The annual festival for honoring ancestors, during which Cui Jue is permitted a brief leave from the Underworld to visit his own grave.

Cui Fujun Temple, Changzhi (长治崔府君庙)

The oldest surviving shrine dedicated to Cui Jue, dating to the Song Dynasty, containing a mural cycle of his Double-Headed Serpent Case.

FAQ

Is Cui Jue the same Judge Cui that appears in Journey to the West?

Yes. In Journey to the West, Judge Cui appears in Chapter 10, where he helps Emperor Taizong of Tang return to life by altering the Book of Life and Death. This is the most famous literary version of the character.

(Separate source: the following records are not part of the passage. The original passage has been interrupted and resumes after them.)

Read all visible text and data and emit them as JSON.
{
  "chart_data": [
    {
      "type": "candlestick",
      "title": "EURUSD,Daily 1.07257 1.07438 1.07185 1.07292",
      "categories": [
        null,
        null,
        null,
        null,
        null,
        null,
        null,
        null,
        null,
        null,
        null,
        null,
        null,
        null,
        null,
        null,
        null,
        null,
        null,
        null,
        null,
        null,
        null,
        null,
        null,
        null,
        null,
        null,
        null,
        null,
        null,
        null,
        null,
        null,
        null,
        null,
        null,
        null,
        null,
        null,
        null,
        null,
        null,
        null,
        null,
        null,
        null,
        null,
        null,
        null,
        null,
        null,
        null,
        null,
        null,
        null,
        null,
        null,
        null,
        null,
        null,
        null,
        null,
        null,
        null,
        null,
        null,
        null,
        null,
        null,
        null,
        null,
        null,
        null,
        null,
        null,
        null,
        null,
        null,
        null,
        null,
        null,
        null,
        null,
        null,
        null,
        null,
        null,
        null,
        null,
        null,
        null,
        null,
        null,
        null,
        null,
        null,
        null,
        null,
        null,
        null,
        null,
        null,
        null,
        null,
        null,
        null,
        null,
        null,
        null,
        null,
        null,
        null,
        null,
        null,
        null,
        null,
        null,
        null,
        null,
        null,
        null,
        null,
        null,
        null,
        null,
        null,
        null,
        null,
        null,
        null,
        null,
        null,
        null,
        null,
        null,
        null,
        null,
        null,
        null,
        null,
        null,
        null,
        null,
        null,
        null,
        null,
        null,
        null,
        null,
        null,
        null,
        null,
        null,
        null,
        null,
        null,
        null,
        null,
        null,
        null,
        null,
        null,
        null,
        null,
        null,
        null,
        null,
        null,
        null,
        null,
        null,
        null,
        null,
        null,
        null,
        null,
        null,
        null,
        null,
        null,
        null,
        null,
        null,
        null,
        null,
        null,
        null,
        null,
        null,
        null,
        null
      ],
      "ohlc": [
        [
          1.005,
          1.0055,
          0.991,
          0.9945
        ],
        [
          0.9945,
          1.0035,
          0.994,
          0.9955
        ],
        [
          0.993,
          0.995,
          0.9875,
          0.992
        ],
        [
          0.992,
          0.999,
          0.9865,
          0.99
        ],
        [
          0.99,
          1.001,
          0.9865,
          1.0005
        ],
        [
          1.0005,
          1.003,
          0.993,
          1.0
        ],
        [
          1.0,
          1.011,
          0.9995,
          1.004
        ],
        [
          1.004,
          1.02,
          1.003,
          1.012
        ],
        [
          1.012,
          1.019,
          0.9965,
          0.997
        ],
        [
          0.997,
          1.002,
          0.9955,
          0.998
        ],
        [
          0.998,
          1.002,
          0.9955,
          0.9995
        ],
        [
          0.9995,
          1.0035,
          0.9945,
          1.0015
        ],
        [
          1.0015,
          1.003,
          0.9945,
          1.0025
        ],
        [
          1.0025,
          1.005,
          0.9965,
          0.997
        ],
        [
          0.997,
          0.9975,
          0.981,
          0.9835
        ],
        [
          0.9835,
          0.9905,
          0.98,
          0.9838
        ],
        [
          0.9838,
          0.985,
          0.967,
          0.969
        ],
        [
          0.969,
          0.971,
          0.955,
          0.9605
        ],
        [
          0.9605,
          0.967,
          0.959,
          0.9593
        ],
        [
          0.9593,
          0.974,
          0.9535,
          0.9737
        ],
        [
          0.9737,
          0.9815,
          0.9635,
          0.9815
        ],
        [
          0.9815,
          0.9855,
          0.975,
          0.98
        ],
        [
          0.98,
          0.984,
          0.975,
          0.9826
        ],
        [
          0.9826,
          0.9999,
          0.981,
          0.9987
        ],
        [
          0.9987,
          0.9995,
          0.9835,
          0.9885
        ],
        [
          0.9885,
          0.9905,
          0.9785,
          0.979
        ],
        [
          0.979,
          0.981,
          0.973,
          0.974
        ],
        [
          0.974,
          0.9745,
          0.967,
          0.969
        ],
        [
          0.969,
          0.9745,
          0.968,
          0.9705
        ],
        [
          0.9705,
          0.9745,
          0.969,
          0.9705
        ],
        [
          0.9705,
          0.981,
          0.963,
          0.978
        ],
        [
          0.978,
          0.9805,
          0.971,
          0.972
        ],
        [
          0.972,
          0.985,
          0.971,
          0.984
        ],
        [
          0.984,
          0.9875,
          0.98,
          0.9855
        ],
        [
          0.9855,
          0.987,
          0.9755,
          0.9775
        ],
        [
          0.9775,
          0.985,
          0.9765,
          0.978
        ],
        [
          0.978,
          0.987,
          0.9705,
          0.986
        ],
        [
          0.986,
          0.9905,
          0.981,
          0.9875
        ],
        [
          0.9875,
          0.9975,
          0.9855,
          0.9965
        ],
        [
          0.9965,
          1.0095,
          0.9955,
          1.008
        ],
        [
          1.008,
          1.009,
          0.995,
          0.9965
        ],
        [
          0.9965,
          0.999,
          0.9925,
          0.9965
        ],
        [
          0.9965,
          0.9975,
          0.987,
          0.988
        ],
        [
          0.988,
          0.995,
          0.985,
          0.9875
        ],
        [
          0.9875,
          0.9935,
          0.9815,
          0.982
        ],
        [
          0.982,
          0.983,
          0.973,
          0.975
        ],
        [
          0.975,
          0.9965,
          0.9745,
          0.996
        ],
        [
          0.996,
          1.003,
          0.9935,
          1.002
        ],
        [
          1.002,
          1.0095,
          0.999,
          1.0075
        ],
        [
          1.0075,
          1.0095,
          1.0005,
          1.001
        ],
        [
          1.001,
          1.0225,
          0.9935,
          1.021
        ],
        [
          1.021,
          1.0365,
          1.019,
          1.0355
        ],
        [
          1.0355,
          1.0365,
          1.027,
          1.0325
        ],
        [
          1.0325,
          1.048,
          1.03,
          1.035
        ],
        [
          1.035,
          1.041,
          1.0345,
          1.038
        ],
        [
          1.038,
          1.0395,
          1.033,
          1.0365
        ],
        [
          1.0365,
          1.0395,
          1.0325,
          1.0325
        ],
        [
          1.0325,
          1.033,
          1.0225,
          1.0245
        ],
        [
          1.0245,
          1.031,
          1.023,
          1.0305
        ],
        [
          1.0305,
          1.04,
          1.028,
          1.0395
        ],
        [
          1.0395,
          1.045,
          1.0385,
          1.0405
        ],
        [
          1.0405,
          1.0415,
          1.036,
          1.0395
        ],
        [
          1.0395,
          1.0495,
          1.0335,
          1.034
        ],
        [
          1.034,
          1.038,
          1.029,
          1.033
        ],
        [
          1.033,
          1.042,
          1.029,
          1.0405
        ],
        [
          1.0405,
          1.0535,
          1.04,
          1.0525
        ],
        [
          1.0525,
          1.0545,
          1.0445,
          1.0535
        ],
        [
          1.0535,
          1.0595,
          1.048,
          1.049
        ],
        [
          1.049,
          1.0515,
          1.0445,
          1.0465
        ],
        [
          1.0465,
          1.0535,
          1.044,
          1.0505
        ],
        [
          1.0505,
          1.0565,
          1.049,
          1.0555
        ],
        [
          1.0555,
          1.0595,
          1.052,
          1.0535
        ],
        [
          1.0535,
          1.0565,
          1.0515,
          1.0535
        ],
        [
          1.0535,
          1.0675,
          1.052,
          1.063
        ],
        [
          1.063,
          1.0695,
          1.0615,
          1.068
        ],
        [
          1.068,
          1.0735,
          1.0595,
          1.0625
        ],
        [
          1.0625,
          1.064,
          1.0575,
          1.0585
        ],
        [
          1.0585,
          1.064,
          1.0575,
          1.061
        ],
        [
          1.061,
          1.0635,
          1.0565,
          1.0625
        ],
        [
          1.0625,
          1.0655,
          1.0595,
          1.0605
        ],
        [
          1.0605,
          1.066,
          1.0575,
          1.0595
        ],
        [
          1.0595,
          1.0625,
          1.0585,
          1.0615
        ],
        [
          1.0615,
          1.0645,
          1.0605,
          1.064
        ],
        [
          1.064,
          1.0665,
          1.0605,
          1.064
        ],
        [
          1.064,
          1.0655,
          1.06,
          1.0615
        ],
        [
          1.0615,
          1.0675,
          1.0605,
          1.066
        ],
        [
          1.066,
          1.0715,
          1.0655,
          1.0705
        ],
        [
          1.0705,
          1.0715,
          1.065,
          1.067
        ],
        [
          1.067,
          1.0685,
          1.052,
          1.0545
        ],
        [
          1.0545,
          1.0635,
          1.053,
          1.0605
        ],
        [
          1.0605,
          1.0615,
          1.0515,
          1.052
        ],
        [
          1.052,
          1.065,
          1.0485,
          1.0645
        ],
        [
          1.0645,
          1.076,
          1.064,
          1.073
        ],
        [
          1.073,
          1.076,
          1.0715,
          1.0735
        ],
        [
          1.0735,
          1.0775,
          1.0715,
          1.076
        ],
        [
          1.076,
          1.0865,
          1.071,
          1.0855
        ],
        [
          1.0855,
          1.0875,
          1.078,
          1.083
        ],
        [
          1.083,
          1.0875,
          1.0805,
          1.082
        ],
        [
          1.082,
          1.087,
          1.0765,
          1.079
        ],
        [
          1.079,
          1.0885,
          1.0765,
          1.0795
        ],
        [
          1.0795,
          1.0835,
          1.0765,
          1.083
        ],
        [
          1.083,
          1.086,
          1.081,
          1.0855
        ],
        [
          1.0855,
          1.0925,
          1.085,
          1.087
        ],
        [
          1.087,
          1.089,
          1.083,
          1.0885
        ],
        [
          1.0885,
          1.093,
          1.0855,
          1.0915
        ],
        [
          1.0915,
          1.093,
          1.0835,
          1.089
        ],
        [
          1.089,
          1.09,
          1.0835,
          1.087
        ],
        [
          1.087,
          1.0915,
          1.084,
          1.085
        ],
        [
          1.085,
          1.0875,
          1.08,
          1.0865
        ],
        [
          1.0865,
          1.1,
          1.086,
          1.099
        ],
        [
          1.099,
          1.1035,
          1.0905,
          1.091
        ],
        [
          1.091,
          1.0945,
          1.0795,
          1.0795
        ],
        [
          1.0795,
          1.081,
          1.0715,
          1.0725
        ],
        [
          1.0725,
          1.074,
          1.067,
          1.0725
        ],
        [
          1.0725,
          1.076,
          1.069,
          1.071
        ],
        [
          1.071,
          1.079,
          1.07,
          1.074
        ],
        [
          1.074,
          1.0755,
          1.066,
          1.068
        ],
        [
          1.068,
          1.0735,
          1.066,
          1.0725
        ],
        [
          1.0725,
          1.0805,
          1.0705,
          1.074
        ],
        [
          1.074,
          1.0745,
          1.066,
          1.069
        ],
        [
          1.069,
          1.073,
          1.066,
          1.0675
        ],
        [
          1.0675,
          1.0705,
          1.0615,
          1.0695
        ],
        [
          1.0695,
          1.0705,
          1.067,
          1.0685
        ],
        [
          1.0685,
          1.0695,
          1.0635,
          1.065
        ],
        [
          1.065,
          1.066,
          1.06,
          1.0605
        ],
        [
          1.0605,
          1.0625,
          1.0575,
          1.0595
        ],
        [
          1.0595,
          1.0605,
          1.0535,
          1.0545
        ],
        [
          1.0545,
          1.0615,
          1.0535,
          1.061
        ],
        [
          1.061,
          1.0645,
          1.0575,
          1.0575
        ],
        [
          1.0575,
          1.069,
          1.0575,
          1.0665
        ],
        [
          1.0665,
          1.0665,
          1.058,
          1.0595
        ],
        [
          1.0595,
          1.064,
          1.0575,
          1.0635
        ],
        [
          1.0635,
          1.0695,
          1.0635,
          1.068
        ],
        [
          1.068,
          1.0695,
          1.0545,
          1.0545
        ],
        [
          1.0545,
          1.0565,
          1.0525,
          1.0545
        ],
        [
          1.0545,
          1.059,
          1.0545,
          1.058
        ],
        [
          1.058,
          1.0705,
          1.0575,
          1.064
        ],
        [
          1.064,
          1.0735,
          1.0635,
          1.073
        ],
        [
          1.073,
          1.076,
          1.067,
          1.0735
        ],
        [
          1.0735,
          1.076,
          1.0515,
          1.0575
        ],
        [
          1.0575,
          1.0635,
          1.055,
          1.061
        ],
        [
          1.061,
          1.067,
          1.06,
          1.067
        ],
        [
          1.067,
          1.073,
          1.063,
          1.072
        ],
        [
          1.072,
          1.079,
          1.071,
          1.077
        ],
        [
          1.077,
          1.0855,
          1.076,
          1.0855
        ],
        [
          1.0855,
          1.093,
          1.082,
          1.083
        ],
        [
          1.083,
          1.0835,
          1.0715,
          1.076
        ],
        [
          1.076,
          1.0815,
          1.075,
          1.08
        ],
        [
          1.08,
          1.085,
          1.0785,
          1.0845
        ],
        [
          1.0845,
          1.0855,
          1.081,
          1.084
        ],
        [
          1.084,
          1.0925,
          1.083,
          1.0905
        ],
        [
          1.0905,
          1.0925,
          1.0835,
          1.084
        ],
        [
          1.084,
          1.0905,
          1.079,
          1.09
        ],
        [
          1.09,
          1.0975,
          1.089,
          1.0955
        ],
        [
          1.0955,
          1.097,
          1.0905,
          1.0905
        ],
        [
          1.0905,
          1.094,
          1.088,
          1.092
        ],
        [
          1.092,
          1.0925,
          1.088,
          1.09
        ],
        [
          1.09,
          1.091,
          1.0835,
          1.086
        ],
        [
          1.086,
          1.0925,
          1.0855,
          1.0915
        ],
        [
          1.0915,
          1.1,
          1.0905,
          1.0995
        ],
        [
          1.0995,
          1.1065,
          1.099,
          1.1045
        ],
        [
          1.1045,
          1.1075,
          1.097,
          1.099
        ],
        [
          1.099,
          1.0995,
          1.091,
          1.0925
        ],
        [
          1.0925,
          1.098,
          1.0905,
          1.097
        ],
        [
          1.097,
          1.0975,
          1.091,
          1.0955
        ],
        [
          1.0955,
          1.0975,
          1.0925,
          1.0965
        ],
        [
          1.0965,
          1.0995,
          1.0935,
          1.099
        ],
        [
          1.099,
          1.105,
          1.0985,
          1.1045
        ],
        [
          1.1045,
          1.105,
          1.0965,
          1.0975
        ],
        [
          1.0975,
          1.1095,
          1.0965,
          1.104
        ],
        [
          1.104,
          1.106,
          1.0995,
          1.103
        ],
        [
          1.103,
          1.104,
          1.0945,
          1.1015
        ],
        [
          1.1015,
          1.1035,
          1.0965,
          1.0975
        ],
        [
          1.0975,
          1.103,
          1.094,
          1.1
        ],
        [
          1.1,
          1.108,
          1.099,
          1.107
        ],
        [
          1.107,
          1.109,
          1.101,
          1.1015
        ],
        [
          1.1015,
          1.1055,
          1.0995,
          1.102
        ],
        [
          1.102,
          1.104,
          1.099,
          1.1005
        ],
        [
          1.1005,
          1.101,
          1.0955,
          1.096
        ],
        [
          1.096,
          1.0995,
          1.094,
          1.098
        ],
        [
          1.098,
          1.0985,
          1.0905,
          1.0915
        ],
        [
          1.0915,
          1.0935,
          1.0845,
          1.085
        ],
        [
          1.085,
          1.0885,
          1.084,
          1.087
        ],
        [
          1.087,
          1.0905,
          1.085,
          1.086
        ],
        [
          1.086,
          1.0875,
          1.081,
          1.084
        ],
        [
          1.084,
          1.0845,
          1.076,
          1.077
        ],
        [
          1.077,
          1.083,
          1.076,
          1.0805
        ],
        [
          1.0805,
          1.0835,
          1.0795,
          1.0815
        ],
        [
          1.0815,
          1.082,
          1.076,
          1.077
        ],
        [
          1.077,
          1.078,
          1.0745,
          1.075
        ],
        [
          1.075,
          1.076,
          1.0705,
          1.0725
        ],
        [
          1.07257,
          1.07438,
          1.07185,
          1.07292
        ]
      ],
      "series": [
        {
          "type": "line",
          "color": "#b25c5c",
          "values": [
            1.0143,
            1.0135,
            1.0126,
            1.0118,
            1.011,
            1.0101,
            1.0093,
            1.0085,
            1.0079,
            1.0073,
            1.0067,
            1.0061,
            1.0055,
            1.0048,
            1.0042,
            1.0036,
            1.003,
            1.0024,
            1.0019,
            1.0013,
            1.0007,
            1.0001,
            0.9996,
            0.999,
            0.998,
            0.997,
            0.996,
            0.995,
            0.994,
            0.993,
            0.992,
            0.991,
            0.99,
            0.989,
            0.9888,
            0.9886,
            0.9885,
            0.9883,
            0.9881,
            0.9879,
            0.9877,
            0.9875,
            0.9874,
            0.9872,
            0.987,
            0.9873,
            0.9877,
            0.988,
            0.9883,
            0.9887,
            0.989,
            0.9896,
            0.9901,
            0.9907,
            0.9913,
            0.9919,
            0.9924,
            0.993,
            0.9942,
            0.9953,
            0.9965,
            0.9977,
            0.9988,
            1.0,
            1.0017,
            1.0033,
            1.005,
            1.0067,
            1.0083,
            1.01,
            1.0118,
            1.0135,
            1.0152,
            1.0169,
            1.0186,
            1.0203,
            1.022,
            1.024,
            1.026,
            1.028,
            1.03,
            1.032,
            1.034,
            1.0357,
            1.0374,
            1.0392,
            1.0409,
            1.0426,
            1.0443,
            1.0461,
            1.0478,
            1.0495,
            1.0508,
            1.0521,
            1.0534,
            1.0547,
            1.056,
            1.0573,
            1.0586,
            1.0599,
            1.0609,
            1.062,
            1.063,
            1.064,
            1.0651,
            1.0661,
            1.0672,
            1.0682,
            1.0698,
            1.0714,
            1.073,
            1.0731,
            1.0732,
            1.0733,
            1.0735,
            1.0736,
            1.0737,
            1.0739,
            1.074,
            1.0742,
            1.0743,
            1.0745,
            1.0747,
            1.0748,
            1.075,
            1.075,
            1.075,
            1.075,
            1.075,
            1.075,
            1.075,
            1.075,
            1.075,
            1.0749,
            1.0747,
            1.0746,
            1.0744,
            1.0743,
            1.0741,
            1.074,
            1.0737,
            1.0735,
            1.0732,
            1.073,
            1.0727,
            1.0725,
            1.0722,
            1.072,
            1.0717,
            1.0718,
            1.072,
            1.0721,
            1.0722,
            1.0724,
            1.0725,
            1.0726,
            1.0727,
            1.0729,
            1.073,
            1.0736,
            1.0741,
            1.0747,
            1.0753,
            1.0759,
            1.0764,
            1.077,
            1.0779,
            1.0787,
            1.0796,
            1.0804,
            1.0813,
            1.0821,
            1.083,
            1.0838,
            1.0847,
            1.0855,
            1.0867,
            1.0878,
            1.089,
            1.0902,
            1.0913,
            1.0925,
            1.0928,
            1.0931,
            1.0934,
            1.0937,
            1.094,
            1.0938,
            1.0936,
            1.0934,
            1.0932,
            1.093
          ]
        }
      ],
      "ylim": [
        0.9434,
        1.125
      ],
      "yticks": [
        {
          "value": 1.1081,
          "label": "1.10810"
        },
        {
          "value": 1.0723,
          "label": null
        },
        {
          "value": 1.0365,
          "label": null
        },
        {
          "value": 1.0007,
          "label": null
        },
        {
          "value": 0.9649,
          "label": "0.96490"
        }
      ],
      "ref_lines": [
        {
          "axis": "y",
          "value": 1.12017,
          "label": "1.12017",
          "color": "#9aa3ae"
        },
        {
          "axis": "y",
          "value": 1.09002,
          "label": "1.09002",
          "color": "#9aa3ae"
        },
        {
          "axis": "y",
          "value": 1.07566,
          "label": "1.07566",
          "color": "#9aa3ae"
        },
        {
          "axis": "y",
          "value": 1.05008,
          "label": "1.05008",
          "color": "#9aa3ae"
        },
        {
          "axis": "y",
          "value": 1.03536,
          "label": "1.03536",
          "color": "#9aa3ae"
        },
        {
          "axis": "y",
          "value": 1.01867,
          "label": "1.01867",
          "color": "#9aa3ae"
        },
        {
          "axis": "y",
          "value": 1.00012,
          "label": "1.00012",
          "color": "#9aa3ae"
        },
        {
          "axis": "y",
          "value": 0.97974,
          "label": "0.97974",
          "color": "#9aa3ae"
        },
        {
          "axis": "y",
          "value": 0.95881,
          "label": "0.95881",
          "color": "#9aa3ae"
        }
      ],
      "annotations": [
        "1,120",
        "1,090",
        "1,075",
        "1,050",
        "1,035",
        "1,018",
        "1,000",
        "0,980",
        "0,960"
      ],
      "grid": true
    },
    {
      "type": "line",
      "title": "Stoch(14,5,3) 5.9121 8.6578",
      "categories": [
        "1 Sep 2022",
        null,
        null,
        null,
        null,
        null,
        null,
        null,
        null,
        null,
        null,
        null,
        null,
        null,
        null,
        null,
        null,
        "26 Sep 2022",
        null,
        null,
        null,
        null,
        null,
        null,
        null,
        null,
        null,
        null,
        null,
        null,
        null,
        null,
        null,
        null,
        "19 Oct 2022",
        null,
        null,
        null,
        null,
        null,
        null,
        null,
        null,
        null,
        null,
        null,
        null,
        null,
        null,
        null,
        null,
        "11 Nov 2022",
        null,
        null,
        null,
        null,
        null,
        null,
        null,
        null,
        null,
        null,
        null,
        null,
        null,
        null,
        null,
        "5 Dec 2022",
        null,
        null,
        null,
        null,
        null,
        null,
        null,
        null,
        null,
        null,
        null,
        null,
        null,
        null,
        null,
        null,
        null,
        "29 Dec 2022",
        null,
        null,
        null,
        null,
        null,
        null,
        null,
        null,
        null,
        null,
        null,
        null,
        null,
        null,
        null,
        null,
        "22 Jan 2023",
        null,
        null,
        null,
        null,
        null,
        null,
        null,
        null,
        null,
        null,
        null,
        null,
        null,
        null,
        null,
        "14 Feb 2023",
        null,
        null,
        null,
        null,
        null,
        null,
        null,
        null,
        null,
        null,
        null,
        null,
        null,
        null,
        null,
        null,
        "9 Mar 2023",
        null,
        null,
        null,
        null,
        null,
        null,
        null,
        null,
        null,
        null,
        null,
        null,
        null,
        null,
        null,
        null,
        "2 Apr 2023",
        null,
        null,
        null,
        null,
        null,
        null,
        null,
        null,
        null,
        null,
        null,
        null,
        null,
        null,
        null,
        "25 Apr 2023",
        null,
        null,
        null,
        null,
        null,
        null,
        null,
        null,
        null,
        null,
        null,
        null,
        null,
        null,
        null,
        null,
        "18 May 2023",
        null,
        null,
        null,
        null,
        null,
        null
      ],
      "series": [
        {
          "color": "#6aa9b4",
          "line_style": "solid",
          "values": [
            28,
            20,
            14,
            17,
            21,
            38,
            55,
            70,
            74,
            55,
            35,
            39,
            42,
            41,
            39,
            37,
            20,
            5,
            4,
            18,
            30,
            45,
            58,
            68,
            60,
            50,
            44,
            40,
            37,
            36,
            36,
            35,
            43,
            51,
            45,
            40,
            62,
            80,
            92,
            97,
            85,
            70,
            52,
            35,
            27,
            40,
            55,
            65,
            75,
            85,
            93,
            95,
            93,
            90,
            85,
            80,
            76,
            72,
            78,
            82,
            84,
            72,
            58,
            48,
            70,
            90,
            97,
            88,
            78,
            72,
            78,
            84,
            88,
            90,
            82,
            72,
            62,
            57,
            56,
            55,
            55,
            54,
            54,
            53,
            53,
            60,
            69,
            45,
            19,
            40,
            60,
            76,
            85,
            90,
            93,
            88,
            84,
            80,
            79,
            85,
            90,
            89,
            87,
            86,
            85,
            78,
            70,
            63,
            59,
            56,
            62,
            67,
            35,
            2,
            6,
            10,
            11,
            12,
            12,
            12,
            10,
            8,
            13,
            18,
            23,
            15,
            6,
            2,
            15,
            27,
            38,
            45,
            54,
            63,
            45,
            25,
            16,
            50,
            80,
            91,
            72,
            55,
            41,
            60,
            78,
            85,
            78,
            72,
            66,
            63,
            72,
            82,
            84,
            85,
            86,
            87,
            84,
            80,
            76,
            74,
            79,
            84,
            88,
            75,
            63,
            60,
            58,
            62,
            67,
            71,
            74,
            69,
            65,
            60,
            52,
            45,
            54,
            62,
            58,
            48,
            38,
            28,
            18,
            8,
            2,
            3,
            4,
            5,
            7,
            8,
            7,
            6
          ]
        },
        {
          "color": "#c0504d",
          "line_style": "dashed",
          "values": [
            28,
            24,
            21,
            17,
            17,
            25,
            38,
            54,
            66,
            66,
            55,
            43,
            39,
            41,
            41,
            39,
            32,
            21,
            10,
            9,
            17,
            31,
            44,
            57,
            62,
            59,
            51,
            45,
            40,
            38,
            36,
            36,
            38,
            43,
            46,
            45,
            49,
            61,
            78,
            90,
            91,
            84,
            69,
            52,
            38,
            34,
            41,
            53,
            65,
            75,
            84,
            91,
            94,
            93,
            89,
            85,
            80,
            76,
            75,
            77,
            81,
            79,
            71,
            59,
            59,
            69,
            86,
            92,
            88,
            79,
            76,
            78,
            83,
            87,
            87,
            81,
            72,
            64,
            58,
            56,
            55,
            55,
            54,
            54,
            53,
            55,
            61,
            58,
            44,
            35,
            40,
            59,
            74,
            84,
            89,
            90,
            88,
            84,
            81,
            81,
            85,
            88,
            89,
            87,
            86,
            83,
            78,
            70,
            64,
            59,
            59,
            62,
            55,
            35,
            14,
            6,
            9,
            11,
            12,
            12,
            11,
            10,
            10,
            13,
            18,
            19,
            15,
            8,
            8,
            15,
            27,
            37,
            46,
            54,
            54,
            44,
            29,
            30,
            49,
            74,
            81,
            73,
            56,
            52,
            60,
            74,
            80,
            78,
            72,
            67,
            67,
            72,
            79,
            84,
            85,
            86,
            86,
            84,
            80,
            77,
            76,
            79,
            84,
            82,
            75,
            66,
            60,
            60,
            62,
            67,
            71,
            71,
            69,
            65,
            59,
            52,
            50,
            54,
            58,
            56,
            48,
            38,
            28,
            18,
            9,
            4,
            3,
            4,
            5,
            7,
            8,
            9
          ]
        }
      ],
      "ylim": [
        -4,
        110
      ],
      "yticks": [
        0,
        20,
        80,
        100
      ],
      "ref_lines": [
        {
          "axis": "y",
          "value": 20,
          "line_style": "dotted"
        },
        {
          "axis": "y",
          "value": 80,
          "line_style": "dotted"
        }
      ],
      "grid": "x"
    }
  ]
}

How did Cui Jue become a Ghost Immortal without facing the Thunder Tribulation?

He was elevated by direct decree of the Celestial Court after one thousand years of service as an incorruptible Judge. This is an extremely rare exception to the standard rule that Ghost Immortals must generate Yang from within.

Did Cui Jue ever consume other souls?

No. He refused to consume any wandering soul during his journey to the Underworld, choosing to remain weak rather than taint his judgment with foreign memories. This is nearly unprecedented among long-surviving ghosts.

What is Cui Jue’s relationship with the Ten Yama Kings?

Professional and respectful. He serves under King Zhuanlun (the Tenth King) but is known to all ten. On one occasion, when a Heavenly Inspector tried to have him demoted, the Ten Kings dismissed the complaint without hearing it.

Is Cui Jue worshipped in modern Chinese folk religion?

Yes, particularly in Shanxi and Hebei provinces, where temples dedicated to Cui the Prefect (崔府君) serve as local shrines for justice and protection against wrongful death.